Se abrió la conversación con una reflexión sobre la imaginación como herramienta política para generar nuevos mundos, partiendo de la cita de Audre Lorde que invita a redefinirnos desde el deseo y no desde el dolor impuesto.
Ponentes:
- Ira Fronten (Italia–Venezuela)
Actriz, activista y conferencista con trayectoria internacional, creadora del monólogo Wildfire, presentado con éxito en EE.UU. - Alejandra Egido (Argentina–Cuba)
Actriz, directora y dramaturga afrodescendiente, fundadora de Teatro en Sepia, enfocada en las voces de mujeres negras. - María Eugenia Arboleda (Colombia–E.U.)
Actriz de teatro, televisión y cine, con más de 35 años de carrera artística, pedagógica y audiovisual. - Silvia Albert (Barcelona–NY–E.U.)
Escritora, directora y gestora cultural. Fundadora de Tinta Negra y del Festival Negro de Barcelona.
A lo largo del encuentro, se denunciaron los mecanismos de exclusión, silenciamiento y violencia que aún persisten en los espacios culturales e institucionales, y se celebraron las estrategias de resistencia creadas desde lo comunitario, lo afectivo y lo escénico.

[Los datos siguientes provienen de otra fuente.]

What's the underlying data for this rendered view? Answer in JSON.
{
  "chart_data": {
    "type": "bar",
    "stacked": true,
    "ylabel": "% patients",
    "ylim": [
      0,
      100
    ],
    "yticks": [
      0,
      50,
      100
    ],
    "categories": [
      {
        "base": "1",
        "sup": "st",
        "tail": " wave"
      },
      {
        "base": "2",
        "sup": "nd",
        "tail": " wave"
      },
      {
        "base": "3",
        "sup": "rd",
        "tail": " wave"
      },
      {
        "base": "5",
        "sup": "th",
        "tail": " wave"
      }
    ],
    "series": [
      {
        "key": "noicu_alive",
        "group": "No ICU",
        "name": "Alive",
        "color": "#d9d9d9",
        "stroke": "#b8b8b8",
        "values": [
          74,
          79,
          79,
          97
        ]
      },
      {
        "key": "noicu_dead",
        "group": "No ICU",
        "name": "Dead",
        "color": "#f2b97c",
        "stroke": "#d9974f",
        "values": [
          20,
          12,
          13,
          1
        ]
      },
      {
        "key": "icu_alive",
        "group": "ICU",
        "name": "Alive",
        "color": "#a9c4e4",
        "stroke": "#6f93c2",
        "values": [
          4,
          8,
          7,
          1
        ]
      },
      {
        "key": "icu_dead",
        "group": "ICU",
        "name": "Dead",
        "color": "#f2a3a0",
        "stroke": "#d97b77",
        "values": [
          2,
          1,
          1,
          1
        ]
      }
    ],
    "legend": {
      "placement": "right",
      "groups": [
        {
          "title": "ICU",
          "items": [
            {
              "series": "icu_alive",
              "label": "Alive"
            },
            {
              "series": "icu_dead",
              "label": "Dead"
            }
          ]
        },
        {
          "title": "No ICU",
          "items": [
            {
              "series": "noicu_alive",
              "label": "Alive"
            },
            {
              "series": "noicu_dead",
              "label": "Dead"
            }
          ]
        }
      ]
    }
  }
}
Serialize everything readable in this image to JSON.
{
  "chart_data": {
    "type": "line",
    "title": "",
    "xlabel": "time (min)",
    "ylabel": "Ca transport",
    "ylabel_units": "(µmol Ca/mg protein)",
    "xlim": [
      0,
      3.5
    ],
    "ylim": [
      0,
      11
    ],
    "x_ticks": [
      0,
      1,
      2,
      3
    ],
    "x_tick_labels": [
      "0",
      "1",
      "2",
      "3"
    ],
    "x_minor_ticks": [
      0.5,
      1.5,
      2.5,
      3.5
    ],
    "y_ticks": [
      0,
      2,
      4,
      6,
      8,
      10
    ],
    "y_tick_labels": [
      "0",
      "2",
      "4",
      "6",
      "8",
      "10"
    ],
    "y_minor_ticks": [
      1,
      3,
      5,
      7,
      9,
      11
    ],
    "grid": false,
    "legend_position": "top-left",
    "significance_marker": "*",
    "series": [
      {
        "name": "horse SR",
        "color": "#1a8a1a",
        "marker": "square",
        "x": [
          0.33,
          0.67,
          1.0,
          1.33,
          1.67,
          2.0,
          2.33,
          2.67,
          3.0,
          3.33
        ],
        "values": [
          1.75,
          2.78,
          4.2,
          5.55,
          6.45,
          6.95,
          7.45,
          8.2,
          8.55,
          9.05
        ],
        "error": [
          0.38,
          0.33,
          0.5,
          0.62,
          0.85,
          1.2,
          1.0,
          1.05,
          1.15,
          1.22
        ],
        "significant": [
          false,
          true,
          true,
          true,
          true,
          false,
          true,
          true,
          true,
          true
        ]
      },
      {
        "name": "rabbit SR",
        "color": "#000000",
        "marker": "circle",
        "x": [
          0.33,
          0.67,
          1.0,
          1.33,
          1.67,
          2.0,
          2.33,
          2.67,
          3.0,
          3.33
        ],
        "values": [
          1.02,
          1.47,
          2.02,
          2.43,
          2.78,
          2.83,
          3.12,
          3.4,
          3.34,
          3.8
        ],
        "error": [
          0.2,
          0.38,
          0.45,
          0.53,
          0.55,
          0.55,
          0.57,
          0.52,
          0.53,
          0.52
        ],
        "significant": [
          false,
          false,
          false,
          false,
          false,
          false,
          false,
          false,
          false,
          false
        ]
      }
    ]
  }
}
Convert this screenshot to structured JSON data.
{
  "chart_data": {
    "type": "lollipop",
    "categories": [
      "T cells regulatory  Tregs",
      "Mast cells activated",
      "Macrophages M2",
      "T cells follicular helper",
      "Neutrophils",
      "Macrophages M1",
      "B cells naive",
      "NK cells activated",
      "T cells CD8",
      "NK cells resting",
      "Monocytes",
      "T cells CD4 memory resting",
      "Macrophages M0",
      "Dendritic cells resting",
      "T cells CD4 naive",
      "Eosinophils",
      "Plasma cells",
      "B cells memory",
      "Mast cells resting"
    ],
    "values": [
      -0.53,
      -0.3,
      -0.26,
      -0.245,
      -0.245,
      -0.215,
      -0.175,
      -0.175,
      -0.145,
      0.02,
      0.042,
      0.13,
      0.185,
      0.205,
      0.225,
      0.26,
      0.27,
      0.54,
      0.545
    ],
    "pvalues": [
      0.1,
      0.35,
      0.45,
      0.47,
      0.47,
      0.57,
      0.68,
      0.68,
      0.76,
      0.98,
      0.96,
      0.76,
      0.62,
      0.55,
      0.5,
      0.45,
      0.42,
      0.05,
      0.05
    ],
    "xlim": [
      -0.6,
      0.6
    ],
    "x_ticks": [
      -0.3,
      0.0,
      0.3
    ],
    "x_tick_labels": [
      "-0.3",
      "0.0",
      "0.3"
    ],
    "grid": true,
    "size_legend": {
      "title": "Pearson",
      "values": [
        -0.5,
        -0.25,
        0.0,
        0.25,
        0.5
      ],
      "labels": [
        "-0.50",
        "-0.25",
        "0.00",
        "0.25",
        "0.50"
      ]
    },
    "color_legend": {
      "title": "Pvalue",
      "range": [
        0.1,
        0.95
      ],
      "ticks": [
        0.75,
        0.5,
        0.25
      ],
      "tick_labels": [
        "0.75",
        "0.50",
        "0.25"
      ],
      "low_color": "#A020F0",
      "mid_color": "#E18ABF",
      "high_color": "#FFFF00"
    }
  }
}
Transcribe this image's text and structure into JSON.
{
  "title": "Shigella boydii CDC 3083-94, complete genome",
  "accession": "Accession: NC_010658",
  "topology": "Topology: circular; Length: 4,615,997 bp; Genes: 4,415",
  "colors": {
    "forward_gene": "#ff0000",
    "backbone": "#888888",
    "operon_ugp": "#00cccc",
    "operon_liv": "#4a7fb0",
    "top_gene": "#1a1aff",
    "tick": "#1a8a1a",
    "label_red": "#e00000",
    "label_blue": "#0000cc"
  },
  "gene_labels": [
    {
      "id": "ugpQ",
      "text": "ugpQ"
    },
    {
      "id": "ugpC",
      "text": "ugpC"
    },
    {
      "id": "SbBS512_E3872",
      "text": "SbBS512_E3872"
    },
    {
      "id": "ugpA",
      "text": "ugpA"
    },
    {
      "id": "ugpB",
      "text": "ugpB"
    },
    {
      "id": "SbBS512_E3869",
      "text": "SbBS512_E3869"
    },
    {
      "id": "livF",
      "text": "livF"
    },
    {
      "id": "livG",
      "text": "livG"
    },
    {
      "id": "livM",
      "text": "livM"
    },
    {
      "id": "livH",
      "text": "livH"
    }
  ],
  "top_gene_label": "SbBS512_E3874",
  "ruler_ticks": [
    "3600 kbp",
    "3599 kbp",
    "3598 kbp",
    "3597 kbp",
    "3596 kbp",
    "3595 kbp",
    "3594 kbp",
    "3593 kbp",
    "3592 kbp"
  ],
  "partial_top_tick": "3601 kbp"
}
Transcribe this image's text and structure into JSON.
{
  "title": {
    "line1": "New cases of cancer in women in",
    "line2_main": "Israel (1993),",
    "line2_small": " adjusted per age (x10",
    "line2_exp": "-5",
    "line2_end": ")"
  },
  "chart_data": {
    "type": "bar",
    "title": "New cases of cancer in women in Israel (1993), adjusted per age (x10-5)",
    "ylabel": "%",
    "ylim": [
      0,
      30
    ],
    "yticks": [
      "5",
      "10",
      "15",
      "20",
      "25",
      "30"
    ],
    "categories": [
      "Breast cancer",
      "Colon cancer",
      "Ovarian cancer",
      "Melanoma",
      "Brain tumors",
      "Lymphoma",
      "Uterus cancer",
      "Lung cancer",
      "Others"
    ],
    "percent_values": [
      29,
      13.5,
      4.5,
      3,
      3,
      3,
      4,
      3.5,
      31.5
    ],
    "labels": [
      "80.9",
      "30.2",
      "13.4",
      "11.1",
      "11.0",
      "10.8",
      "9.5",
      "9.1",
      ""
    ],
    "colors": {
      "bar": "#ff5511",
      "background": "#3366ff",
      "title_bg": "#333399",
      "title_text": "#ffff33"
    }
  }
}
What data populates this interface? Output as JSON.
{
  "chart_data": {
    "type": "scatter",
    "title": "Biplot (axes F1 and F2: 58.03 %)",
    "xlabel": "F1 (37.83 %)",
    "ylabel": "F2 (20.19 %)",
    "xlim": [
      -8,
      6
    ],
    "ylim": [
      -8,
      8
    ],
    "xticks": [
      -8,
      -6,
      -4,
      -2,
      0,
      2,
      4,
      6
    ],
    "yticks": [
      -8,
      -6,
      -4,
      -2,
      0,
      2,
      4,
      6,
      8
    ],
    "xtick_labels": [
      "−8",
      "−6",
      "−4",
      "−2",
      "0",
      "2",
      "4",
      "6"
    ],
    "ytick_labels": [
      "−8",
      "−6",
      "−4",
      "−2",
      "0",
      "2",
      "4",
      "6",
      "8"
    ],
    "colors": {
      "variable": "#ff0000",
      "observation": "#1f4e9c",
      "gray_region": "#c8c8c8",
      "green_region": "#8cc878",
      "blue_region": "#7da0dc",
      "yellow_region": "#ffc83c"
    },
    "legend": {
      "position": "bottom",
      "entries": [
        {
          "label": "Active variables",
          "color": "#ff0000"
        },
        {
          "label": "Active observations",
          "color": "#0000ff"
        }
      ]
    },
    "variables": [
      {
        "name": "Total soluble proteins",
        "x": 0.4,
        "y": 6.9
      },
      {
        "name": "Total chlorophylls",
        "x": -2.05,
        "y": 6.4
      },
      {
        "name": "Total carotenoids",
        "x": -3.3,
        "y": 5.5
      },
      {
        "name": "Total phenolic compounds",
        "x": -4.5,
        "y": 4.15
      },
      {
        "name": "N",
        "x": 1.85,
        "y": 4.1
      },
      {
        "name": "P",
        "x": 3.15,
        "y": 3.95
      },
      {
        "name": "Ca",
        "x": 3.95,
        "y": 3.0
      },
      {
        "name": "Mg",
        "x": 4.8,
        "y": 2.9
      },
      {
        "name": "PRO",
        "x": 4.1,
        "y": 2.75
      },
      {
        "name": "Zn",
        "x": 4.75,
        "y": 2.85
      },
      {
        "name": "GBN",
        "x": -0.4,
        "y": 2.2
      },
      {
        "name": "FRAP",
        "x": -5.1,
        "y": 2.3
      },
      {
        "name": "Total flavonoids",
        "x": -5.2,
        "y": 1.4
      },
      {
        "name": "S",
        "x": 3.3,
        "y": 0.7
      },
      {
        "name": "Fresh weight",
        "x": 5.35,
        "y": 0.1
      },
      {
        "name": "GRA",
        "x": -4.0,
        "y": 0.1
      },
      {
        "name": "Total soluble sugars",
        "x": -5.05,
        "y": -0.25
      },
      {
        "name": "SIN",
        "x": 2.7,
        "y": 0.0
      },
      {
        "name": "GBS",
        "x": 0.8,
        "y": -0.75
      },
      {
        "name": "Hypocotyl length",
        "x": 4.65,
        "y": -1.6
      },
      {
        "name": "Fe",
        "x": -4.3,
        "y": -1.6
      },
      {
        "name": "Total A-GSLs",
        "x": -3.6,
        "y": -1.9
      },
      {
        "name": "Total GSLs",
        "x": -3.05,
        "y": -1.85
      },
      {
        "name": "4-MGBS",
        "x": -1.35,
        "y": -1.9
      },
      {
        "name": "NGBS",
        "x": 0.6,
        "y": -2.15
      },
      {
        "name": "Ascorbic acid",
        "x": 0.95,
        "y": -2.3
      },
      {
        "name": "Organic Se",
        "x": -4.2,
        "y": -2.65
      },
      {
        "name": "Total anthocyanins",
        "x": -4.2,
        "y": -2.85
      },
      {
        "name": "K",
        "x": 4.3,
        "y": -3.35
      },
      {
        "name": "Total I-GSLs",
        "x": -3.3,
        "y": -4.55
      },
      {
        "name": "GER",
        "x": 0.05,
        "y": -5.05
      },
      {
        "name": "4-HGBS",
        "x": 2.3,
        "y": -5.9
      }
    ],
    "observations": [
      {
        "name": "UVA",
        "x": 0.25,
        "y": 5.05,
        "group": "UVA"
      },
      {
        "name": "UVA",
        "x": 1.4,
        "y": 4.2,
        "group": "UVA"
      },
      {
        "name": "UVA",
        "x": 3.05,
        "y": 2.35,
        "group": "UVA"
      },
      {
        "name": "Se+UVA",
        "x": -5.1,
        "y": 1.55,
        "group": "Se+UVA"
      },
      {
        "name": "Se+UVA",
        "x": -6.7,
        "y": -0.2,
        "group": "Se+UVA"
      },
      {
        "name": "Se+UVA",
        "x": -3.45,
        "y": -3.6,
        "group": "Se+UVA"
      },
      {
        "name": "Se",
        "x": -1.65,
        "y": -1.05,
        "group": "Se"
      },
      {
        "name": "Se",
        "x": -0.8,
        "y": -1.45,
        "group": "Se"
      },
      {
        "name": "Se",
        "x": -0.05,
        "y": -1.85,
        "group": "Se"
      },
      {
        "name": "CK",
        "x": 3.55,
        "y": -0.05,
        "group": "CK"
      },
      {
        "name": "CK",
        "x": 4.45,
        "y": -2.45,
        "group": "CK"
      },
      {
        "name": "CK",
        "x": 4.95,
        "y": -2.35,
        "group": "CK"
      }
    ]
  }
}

Acuerdos y propuestas destacadas:
- Construcción de una red internacional de artistas afrodescendientes:
Crear una plataforma digital y física para compartir experiencias, recursos, metodologías, proyectos, y articular acciones entre creadoras de distintos territorios de Abya Yala y la diáspora. - Exigir financiamiento justo para el arte afrodescendiente:
Levantar la voz colectivamente para que las instituciones culturales reconozcan el valor del arte afro como proyecto político, no solo como expresión folclórica. Se señaló la urgencia de salir de la precarización y acceder a remuneraciones dignas. - Crear espacios formativos desde nuestras propias narrativas:
Proponer seminarios, talleres, diplomados y procesos pedagógicos liderados por mujeres afrodescendientes, centrados en nuestras memorias, estéticas, genealogías y saberes ancestrales. - Fortalecer las prácticas de autocuidado y protección entre defensoras afro:
Ante los contextos de racismo, amenazas, persecución legal y violencias estructurales, se planteó la necesidad de redes de contención, apoyo legal y cuidado colectivo. - Posicionar el afrofeminismo escénico como campo político:
Nombrarnos como artivistas afrofeministas desde una ética que prioriza el cuidado, la horizontalidad, el deseo, la rebeldía, el goce y la ruptura con el teatro blanco, académico y normativo. - Repensar la representación afro en los medios y escenarios:
Contar nuestras propias historias, romper con los estereotipos coloniales, y generar relatos donde podamos vernos como sujetas complejas: libres, poderosas, amorosas, sexuales, pensantes y diversas. - Volver a lo comunitario como acto estético y político:
Fortalecer las estrategias artísticas con impacto directo en las comunidades, y sostener la minga como forma de hacer cultura: colectiva, horizontal, festiva y transformadora.
Este encuentro no solo fue un espacio de reflexión, sino también un acto de afirmación. Quedó claro que nuestras cuerpas, nuestras voces y nuestras escenas no piden permiso: irrumpen, transforman y siembran.
Gracias por tejer esta juntanza. Sigamos soñando en colectivo.